A new study shows more than one in four New Zealanders over the age of 25 are at risk of developing a stroke during their lifetimes - the second-highest rate among developed countries.
The study shows that New Zealand has the second highest lifetime risk of stroke among developed countries (26.4 percent), ahead of Canada (24.4 percent), the United States (23.7 percent), United Kingdom (21.2 percent) and Australia (21 percent). The highest is Finland (29.3 percent).
The study's lead author Professor Valery Feigin, Director of the National Institute for Stroke and Applied Neurosciences at Auckland University of Technology, says this could be related to the significant proportion of Māori and Pacific peoples in New Zealand, who have more than double the risk of stroke compared to Europeans.
He says the risk in New Zealand has increased by 5 percent over the last three decades.
“This is worrisome … the health minister and other policy makers should pay more attention to primary stroke prevention.”
Discussing the study, Feigin says the lifetime risk of stroke is not significantly different between man and woman which wasn’t before and remains relatively constant between age 25 and 75.

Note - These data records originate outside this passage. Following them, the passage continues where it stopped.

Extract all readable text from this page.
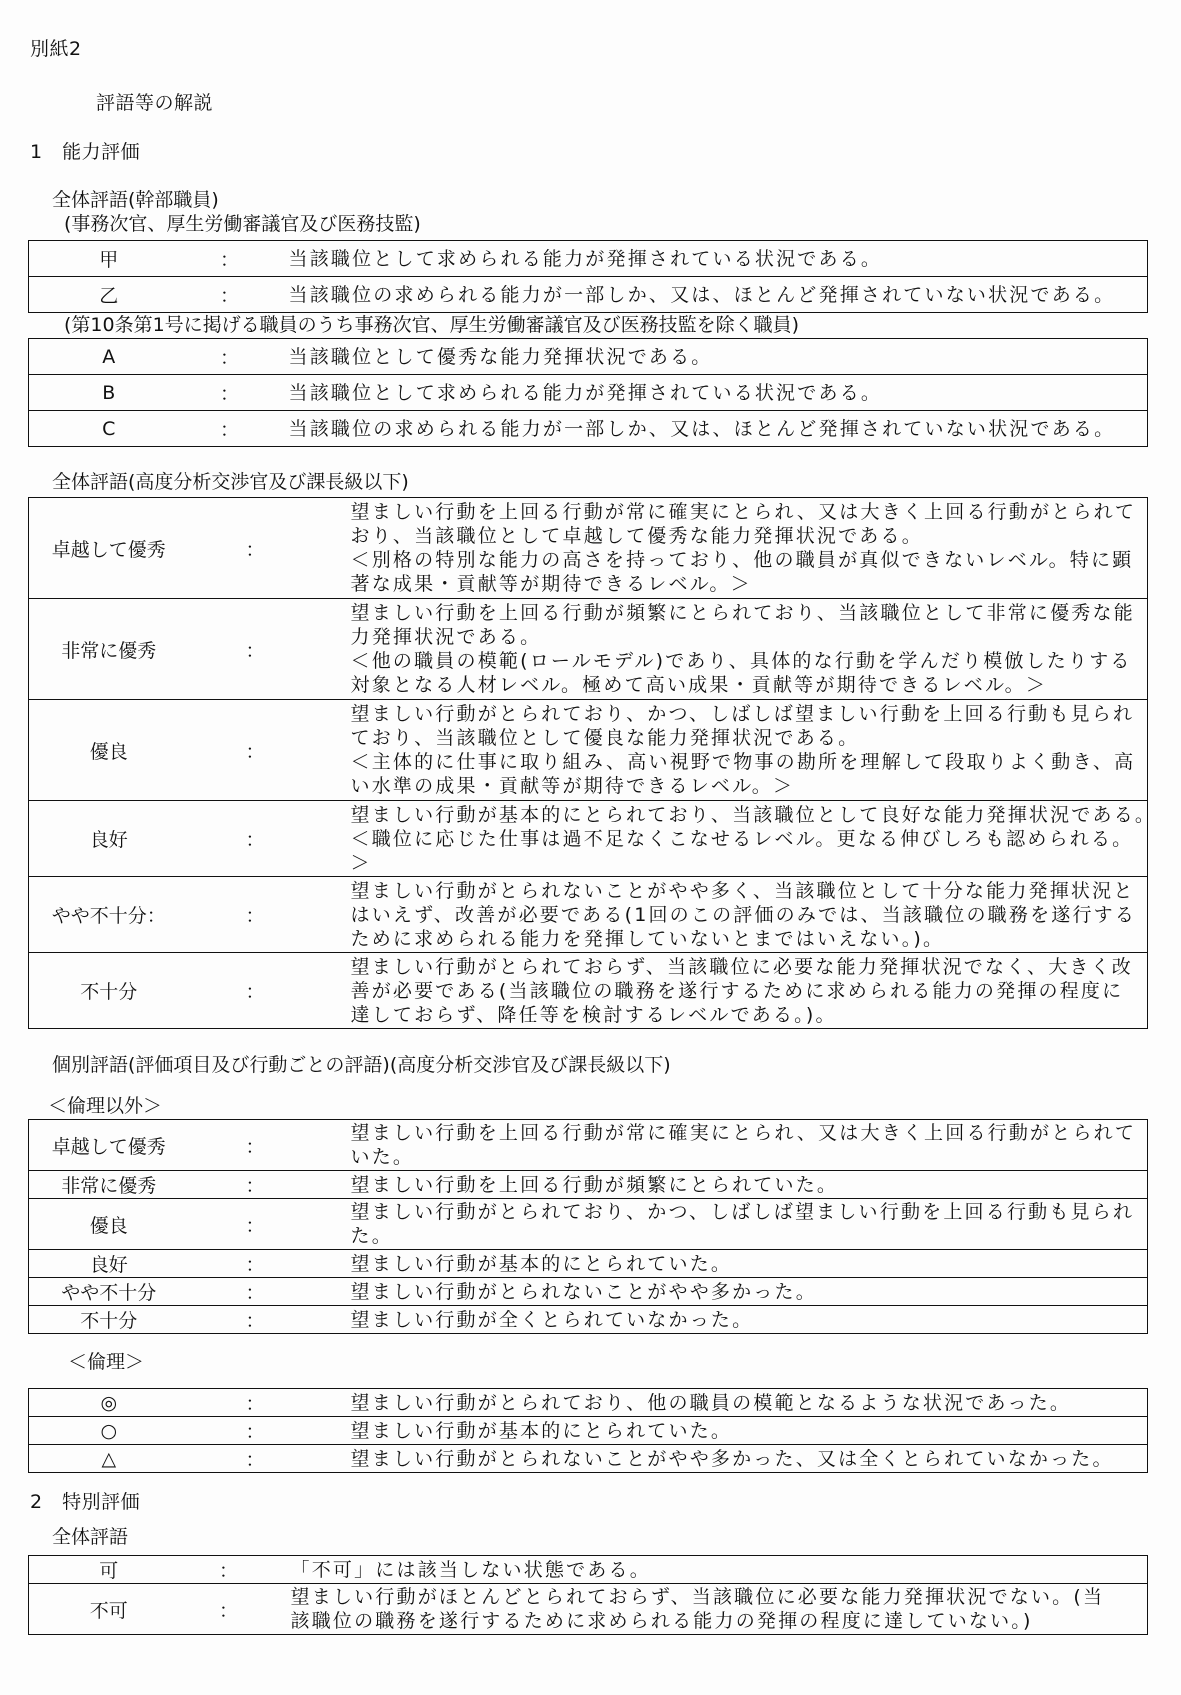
別紙2
評語等の解説
1　能力評価
全体評語(幹部職員)
(事務次官、厚生労働審議官及び医務技監)
甲	：	当該職位として求められる能力が発揮されている状況である。
乙	：	当該職位の求められる能力が一部しか、又は、ほとんど発揮されていない状況である。
(第10条第1号に掲げる職員のうち事務次官、厚生労働審議官及び医務技監を除く職員)
A	：	当該職位として優秀な能力発揮状況である。
B	：	当該職位として求められる能力が発揮されている状況である。
C	：	当該職位の求められる能力が一部しか、又は、ほとんど発揮されていない状況である。
全体評語(高度分析交渉官及び課長級以下)
卓越して優秀	：	望ましい行動を上回る行動が常に確実にとられ、又は大きく上回る行動がとられて
おり、当該職位として卓越して優秀な能力発揮状況である。
＜別格の特別な能力の高さを持っており、他の職員が真似できないレベル。特に顕
著な成果・貢献等が期待できるレベル。＞

非常に優秀	：	望ましい行動を上回る行動が頻繁にとられており、当該職位として非常に優秀な能
力発揮状況である。
＜他の職員の模範(ロールモデル)であり、具体的な行動を学んだり模倣したりする
対象となる人材レベル。極めて高い成果・貢献等が期待できるレベル。＞

優良	：	望ましい行動がとられており、かつ、しばしば望ましい行動を上回る行動も見られ
ており、当該職位として優良な能力発揮状況である。
＜主体的に仕事に取り組み、高い視野で物事の勘所を理解して段取りよく動き、高
い水準の成果・貢献等が期待できるレベル。＞

良好	：	望ましい行動が基本的にとられており、当該職位として良好な能力発揮状況である。
＜職位に応じた仕事は過不足なくこなせるレベル。更なる伸びしろも認められる。
＞

やや不十分：	：	望ましい行動がとられないことがやや多く、当該職位として十分な能力発揮状況と
はいえず、改善が必要である(1回のこの評価のみでは、当該職位の職務を遂行する
ために求められる能力を発揮していないとまではいえない。)。

不十分	：	望ましい行動がとられておらず、当該職位に必要な能力発揮状況でなく、大きく改
善が必要である(当該職位の職務を遂行するために求められる能力の発揮の程度に
達しておらず、降任等を検討するレベルである。)。
個別評語(評価項目及び行動ごとの評語)(高度分析交渉官及び課長級以下)
＜倫理以外＞
卓越して優秀	：	望ましい行動を上回る行動が常に確実にとられ、又は大きく上回る行動がとられて
いた。

非常に優秀	：	望ましい行動を上回る行動が頻繁にとられていた。

優良	：	望ましい行動がとられており、かつ、しばしば望ましい行動を上回る行動も見られ
た。

良好	：	望ましい行動が基本的にとられていた。

やや不十分	：	望ましい行動がとられないことがやや多かった。

不十分	：	望ましい行動が全くとられていなかった。
＜倫理＞
◎	：	望ましい行動がとられており、他の職員の模範となるような状況であった。

○	：	望ましい行動が基本的にとられていた。

△	：	望ましい行動がとられないことがやや多かった、又は全くとられていなかった。
2　特別評価
全体評語
可	：	「不可」には該当しない状態である。

不可	：	望ましい行動がほとんどとられておらず、当該職位に必要な能力発揮状況でない。(当
該職位の職務を遂行するために求められる能力の発揮の程度に達していない。)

He says this has important implications and that "the intensity of primary stroke prevention should not be diminished with age and no difference by sex".
“I think these findings are likely to change our current practice of primary stroke prevention across the globe,” he says.
He also says young people need to think about long-term health risks because the stroke is getting younger.
“There is a lot they can do to modify their risk of stroke, such as eating a healthier diet with more fruit, vegetables and wholegrains, avoiding tobacco and alcohol, increasing physical activity, and maintaining a healthy weight.”
Feigin says the stroke is one of the most preventable health conditions in the world.
“Up to 90 percent of strokes can be avoided… If people know their risk, know their risk factors and how to control them, it can be avoided.”
To bring the number down, Feigin says primary prevention of stroke needs to include all people at risk of stroke and not only those at high absolute risk which is currently taking place here in New Zealand and some other countries.
Up to 80 percent of all strokes and heart attacks are happening to people who have a low to moderate risk, he says.
Feigin says health practitioners need to move away from general recommendations to start introducing individual life recommendations.